Il y a deux ans Unilever Europe à débauché le directeur d’une usine Coca-Cola pour régler le cas de Fralib et mettre au pas le syndicat. Ce nouveau directeur-mercenaire n’a pas caché son inimitié envers les syndicalistes en commençant par déqualifier certains membres de la CGT et piétiner le règlement intérieur de l’usine. Une attitude qui a porté ses fruits chez Coca-Cola, en détruisant à peu près toute sécurité de l’emploi. Les esprits s’échauffent pendant ces deux années. Une étude de la CGT démontra qu’en vingt ans, les employés d’Unilever avaient perdu plus de 40 % de pouvoir d’achat. En cause, la stagnation des salaires et l’augmentation du coup de la vie. C’est pourquoi en assemblée générale, début mars, les employé-e-s se sont mis en grève, sans pour autant fermer le site.

Au cours des deux mois de grève la direction du site a essayé de remettre les employé-e-s au travail, par tous les moyens juridiques possibles et par une demande d’intervention policière, refusée par la préfecture, car il n’y avait pas d’occupation d’usine. Les tentatives de la direction n’ont pas touché le moral des grévistes. Seule la durée de la grève aurait pu les atteindre financièrement. C’était compter sans la solidarité de classe. En plus de deux mois ce sont 60 000 euros de dons qui ont été envoyés, permettant à la caisse de grève d’aider les travailleurs à tenir.

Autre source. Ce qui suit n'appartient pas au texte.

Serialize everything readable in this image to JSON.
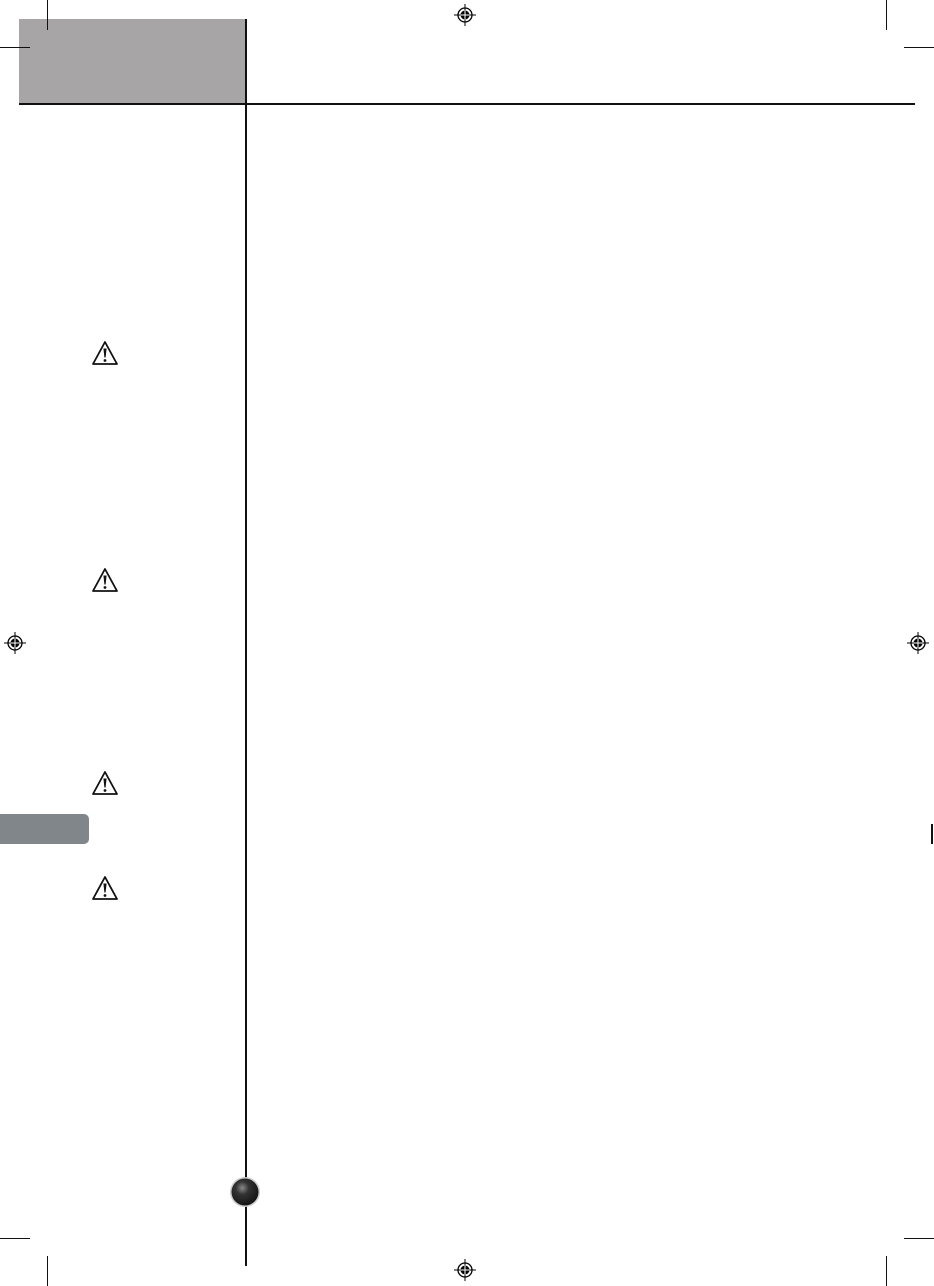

Il est à noter que le directeur-mercenaire ne se déplace plus sans quatre gardes du corps, alors qu’il n’a subi aucune menace et que des poursuites sont engagées contre lui, parce qu’il a frappé une employée, si violemment qu’il lui a causé plusieurs journée d’interruption de travail. Dans la soirée du 4 au 5 mai dernier, les Fralibs ont signé un accord de fin de conflit avec la direction. Les travailleurs ont obtenu une augmentation de 1,5 % des salaires des non-cadres, 250 euros bruts pour chaque salarié en 2010, quatre requalifications d’intérimaires en CDI, la requalification d’ouvriers rétrogradés par la direction, une prime exceptionnelle de 1 200 euros pour les non-cadres, 800 euros pour les grévistes, le maintien de la mutuelle de la boîte, que la nouvelle direction voulait supprimer, etc.

La grève a été suivie par la presse locale, comme La Marseillaise ou La Provence, mais les médias nationaux sont restés discrets. Contrairement aux luttes les plus visibles, les Fralibs se sont montrés très offensifs, en combattant sur la question des salaires, de la mutuelle de l’entreprise, de l’embauche - et pas pour la sauvegarde de l’emploi. Une détermination payante, qui explique ce black-out.

Depuis la reprise du travail, la CGT a accueilli une vingtaine d’adhésions en plus, ce qui porte la section à 110 adhérent-e-s, sur 160 non-cadres. Une soirée de soutien a été organisée par la compagnie Jolie môme, en juin, car malgré la reprise du travail, les ouvriers et ouvrières sont conscients que ces acquis ne tiendront pas s’ils baissent leur garde. Ils attendent en juin ou juillet une table ronde, en présence du directeur des ressources humaines d’Unilever France, et se disent prêts à repartir de plus belle car leur lutte est à la hauteur de leur slogan : « hasta la victoria siempre ».